Written during the bleak Copenhagen winter, mixed by Knife producer Christoffer Berg, and partly recorded in Gothenburg, Cut Copy’s sixth studio album is being trailed as their dark, ‘European’ record. But whilst that might have the uninitiated expecting it to be their Berlin or Low, it takes more than 24-hour darkness, freezing temperatures, horrendous beer prices and a global pandemic to dent this relentlessly cheerful band’s optimism, and Freeze, Melt is another album of uplifting, sparkly synthpop which, whilst it doesn’t take them into any new directions the way Zonoscope or Haiku From Zero did, is a solid if unremarkable addition to one of the most faultless back catalogues of the century.
Where 2017’s Haiku From Zero saw them taking their inspiration from mid-80s electro funk (a good thing. Honest), Freeze, Melt sees the band looking back a little further to early-80s synthpop and 70s Krautrock and, on occasion, AOR. So opener ‘Cold Water‘ begins with a lovely little sequenced synth hook reminiscent of early OMD, before going all motorik; whilst the beautiful ‘Love Is All We Share‘ shamelessly plunders 10CC‘s avant-MOR masterpiece ‘I’m Not In Love‘ to beguiling effect; and ‘Running In the Grass‘ could’ve sat comfortably on Japan‘s criminally forgotten 1981 album Tin Drum, with instrumental closer ‘In Transit’ evoking Sylvian collaborator Ryuichi Sakamoto‘s early solo sound.
It is, for the most part, a masterpiece of tasteful restraint from a band not usually associated with the term – often too restrained, as listening to it I frequently find myself thinking that the record would be improved with a cheesy Italian house piano break here, a bit of slap bass or a cowbell there. ‘A Perfect Day‘ for example frequently threatens to turn into a hands-in-the-air house banger, and had they recorded it a few years back it no doubt would’ve done; here it’s a frustrating example of musical edging that has you begging for a money shot that it never delivers. Ditto ‘Rain‘, which begins with some distorted noise and again threatens to bring the cheese, before turning into pretty but slight beatless electronic chamber pop, like something you once heard on Depeche Mode‘s ‘Exciter‘ and have long since forgotten.

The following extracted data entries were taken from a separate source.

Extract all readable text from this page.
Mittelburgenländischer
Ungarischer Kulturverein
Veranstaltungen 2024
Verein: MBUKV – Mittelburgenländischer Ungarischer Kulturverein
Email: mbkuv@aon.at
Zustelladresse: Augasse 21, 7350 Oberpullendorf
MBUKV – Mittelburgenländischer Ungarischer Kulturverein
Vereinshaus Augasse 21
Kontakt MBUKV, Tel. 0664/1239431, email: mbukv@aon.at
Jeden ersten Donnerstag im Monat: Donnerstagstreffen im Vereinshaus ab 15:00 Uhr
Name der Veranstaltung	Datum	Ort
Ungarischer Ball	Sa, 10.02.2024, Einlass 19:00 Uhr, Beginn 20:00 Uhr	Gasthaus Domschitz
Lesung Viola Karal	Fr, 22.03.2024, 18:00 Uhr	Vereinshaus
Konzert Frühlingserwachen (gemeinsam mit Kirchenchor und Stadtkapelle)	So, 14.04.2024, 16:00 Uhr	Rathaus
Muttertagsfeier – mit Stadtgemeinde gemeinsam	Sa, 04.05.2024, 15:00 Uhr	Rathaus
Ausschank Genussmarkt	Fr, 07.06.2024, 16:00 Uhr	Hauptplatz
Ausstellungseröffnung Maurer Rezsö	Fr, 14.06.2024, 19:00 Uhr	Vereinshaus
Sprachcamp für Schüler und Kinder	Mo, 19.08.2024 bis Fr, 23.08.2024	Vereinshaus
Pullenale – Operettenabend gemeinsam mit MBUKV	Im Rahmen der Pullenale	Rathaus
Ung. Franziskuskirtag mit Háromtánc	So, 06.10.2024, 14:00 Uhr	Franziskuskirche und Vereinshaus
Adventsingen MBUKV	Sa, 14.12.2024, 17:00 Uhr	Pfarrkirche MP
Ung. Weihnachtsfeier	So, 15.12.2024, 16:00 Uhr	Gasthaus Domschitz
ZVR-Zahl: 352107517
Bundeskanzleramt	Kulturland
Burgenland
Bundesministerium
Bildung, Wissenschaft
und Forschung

Only the anthemic synth-funk of ‘Like Breaking Glass‘ evokes the Cut Copy of old and gets my metaphorical maracas twitching.
None of which is to say Freeze, Melt is a bad record: by anyone else’s standards it’s a wonderful one. But when you’ve set the bar as high as Cut Copy continually have over the last 15 years, anything short of brilliance can only be a disappointment, and I found myself listening to Freeze, Melt over and over waiting for the brilliance to reveal itself, to eventually come to the conclusion that, this time at least, it probably isn’t quite there.